MBTC-Net: Multimodal brain tumor classification from CT and MRI scans using deep neural network with multi-head attention mechanism

Brain tumors pose a singularly formidable threat in contemporary healthcare due to their diverse histological profiles and unpredictable clinical behavior. Their spectrum ranges from slow-growing benign tumors to highly aggressive malignancies in sensitive anatomical locations. This necessitates an intensified focus on their pathophysiology and demands precise characterization for patient-specific therapeutic solutions. Techniques to correctly identify brain tumors using artificial intelligence are often employed for addressing segmentation and detection tasks; however, the lack of generalizable results hinders medical practitioners from incorporating them into the diagnostic process. Predominantly reliant on Magnetic Resonance Imaging, research on other imaging methods like Positron Emission Tomography & Computed Tomography, is scarce due to a dearth of open-access datasets. Our study proposes a robust MBTC-Net framework by leveraging EfficientNetV2B0 for extracting high-dimensional feature maps, followed by reshaping into sequences and applying multi-head attention to capture contextual dependencies. After reintroducing the attention output into a spatial structure, we perform average pooling before transitioning to dense layers, enhanced with batch normalization and dropout.
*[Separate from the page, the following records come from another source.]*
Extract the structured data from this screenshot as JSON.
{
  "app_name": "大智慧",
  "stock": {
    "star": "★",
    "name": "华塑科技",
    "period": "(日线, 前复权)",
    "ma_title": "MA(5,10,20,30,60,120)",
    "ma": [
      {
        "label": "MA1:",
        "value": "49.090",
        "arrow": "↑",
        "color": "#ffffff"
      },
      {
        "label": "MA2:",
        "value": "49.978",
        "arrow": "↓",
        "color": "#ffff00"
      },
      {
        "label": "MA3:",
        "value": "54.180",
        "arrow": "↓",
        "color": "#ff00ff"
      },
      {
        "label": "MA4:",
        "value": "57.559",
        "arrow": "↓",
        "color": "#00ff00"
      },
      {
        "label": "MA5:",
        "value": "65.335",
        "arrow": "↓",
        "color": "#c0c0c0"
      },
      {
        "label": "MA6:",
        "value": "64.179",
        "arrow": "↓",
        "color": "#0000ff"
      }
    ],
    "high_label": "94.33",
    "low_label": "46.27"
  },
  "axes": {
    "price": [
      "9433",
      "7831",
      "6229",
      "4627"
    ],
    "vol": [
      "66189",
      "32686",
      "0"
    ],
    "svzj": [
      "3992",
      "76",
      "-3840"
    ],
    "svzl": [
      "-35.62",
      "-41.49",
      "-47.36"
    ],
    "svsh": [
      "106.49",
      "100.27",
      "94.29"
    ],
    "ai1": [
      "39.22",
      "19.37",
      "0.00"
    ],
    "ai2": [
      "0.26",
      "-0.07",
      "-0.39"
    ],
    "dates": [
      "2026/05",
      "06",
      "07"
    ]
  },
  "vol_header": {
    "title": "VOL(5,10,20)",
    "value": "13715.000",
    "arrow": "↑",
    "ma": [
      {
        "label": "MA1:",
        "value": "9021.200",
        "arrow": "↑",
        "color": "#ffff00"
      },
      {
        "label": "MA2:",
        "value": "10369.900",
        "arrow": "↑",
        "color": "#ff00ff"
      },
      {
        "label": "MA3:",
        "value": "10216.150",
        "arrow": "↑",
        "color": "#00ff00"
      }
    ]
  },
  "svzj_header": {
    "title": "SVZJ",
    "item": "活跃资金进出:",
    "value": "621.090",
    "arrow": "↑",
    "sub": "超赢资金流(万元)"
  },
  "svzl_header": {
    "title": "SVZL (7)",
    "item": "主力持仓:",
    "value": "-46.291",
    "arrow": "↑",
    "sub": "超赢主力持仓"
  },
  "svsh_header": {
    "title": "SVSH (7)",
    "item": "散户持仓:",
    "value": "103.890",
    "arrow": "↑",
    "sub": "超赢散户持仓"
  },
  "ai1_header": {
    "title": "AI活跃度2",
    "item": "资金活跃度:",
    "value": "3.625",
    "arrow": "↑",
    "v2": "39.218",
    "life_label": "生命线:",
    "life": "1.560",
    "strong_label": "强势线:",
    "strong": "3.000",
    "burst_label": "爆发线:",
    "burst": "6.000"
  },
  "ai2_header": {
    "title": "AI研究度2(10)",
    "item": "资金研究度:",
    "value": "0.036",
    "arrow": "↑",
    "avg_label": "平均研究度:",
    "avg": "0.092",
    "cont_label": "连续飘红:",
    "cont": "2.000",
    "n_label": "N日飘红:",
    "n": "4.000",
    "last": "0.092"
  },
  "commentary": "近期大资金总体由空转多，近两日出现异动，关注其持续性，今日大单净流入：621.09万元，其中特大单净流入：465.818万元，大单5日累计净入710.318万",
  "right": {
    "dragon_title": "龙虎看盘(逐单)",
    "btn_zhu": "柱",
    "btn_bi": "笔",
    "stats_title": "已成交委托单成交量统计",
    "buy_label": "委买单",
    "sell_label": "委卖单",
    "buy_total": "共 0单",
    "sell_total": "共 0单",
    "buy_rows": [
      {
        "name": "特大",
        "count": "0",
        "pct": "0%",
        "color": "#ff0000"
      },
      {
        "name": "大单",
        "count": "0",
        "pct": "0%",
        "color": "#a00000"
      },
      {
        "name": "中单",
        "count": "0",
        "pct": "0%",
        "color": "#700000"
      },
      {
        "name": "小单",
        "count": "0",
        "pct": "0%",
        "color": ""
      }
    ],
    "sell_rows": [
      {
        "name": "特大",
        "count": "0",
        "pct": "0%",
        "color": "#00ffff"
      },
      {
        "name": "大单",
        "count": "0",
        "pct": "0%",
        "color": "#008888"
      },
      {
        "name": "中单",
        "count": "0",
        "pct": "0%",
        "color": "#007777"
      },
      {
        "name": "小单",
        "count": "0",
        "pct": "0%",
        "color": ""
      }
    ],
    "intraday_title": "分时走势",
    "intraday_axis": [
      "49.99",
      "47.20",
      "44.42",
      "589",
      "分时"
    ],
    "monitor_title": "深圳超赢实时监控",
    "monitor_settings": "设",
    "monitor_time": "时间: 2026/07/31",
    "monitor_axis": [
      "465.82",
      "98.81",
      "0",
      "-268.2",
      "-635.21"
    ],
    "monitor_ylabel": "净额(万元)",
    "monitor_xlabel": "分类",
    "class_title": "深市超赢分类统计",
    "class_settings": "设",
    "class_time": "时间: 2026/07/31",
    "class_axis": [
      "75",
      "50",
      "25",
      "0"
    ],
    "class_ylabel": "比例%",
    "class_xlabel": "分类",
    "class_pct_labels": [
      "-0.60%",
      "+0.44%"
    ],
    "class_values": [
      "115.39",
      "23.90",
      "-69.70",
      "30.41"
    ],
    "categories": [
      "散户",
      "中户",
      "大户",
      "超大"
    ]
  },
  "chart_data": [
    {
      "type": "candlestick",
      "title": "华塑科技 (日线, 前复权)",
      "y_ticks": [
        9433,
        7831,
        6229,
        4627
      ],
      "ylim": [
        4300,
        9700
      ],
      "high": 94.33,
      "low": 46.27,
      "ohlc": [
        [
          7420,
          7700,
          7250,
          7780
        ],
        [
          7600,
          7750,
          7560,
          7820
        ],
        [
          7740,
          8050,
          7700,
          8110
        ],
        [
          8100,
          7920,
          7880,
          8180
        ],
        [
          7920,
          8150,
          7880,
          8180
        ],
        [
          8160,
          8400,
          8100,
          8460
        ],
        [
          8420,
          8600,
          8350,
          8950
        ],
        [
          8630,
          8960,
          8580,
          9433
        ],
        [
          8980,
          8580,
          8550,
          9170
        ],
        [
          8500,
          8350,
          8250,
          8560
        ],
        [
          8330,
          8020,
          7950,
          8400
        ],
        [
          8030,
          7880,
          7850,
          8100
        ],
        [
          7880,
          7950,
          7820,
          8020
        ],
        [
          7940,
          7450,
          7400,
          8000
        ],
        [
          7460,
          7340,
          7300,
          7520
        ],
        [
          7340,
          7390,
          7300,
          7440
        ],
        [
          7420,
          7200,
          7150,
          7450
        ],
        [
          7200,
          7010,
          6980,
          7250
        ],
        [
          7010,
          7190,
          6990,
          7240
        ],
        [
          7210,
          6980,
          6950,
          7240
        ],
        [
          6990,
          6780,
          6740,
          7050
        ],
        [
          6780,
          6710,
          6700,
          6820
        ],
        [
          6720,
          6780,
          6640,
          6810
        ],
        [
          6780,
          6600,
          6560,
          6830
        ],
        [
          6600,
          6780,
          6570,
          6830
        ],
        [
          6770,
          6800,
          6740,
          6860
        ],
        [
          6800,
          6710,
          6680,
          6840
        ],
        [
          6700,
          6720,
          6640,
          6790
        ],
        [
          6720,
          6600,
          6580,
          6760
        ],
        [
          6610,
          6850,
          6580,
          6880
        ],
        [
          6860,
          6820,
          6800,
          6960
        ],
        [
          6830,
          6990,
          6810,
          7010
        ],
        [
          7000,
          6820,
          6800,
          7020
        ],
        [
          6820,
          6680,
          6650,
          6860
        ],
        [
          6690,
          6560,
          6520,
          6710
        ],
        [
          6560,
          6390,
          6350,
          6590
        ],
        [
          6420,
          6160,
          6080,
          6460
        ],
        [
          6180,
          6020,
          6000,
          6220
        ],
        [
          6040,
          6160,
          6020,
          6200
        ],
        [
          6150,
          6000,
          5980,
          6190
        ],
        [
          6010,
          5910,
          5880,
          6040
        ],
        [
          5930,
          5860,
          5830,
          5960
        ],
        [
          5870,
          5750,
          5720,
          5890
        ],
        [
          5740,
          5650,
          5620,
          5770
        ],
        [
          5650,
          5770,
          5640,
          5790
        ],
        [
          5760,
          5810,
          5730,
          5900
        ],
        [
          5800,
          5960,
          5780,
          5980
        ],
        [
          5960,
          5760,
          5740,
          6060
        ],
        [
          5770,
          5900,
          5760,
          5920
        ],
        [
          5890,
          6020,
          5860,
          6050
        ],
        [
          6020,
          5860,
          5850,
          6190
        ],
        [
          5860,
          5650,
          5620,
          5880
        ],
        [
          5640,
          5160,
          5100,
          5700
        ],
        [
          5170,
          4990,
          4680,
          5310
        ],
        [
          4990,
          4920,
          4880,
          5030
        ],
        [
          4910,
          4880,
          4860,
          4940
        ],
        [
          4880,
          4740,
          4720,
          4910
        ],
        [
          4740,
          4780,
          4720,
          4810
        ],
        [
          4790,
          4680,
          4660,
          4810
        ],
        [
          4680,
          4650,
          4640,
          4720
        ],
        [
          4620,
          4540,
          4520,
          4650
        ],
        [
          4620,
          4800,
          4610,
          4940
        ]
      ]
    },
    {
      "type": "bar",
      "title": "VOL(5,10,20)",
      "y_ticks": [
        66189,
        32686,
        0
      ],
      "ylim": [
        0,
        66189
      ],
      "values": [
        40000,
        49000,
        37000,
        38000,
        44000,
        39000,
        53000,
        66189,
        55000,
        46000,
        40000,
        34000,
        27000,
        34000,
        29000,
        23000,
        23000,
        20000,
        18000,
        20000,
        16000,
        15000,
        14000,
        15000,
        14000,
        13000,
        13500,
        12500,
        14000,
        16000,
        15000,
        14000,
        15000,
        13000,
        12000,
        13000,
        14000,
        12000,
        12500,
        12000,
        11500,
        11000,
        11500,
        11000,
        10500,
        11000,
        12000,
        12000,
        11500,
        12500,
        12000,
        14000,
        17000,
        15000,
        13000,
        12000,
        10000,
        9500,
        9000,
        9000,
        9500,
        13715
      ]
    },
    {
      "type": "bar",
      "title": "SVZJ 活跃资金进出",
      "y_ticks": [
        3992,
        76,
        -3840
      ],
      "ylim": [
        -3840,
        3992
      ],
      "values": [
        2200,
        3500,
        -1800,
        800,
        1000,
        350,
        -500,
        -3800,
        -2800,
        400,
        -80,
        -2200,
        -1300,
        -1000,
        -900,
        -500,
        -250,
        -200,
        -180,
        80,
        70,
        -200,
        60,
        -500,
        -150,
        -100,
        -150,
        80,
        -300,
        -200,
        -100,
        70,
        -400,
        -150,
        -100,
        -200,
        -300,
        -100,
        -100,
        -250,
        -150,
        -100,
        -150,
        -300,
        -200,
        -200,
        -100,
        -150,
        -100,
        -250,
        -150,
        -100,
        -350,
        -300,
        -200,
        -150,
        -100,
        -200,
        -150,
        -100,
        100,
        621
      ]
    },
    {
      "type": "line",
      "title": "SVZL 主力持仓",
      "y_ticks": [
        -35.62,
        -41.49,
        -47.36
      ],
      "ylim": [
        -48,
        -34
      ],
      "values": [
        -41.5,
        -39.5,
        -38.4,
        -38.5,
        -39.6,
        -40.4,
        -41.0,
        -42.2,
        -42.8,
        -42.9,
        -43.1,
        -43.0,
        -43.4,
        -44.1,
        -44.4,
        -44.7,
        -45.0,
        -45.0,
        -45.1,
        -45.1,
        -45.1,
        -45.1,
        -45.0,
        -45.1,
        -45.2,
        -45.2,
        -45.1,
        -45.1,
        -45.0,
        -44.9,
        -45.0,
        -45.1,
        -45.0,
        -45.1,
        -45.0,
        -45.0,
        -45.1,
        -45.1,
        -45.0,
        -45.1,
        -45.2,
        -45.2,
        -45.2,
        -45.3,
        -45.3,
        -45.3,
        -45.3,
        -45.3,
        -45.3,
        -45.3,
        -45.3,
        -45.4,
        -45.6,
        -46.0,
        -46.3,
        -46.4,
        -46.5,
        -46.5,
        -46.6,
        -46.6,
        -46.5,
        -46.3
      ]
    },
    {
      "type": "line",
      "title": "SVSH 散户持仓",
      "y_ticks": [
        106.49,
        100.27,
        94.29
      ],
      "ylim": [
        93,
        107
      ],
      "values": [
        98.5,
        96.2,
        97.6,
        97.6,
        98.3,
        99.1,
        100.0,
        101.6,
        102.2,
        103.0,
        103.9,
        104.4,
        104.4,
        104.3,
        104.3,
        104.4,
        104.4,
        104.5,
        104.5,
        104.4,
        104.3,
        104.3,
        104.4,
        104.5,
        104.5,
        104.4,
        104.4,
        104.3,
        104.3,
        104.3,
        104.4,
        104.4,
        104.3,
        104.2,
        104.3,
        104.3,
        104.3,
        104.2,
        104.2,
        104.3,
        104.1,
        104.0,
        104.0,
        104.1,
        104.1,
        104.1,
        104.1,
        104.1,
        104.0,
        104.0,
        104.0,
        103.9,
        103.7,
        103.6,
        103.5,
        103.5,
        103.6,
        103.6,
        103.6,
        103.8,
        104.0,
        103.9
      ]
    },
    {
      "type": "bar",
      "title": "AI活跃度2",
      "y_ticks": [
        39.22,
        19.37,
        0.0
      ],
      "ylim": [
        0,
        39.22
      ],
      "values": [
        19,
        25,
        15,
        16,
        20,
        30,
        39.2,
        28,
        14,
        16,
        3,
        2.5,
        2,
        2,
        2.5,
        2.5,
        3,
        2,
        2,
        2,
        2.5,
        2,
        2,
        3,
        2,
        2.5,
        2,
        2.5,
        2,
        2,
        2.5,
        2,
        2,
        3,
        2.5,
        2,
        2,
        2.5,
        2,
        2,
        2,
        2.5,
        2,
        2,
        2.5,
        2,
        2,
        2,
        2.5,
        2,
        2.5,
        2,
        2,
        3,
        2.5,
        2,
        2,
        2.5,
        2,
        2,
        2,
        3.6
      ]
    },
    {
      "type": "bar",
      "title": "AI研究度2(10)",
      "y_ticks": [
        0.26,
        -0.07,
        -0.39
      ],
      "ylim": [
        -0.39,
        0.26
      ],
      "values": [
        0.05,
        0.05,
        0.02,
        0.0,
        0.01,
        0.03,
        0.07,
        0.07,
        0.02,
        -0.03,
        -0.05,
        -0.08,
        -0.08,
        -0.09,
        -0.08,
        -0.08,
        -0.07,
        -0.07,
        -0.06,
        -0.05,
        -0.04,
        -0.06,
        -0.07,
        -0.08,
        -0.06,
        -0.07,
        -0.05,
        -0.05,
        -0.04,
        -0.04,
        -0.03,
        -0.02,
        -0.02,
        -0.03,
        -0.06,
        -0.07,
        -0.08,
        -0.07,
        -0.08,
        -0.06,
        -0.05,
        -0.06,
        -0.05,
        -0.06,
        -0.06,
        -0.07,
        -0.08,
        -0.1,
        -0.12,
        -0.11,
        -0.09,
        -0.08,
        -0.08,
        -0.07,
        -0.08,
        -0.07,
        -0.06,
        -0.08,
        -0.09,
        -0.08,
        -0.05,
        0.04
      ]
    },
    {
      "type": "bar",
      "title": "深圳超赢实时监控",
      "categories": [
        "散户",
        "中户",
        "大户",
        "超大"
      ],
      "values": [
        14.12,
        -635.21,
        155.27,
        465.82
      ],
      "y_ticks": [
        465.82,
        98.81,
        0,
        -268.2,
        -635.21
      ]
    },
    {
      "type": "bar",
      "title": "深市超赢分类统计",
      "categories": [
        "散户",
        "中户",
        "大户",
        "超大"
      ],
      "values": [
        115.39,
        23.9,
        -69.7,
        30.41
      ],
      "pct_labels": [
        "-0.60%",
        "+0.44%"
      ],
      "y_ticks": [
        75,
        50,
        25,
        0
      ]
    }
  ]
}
The model is fine-tuned with the Adamax optimizer to classify various kinds of brain tumors using softmax from T1-weighted, T1 Contrast-Enhanced, & T2-weighted MRI sequences and CT scans. To reduce the risk of overfitting, measures such as stratified 5-fold cross-validation have been extensively implemented across 3 open-access Kaggle datasets, obtaining 97.54 ​% (15-class), 97.97 ​% (6-class), and 99.34 ​% (2-class) accuracies, respectively. We have also applied Grad-CAM to decipher and visually analyze the predictions made by this framework. This research underscores the need for multimodal training of CT scans and MRI sequences for deploying a sturdy framework in real-time environments and advancing the well-being of patients.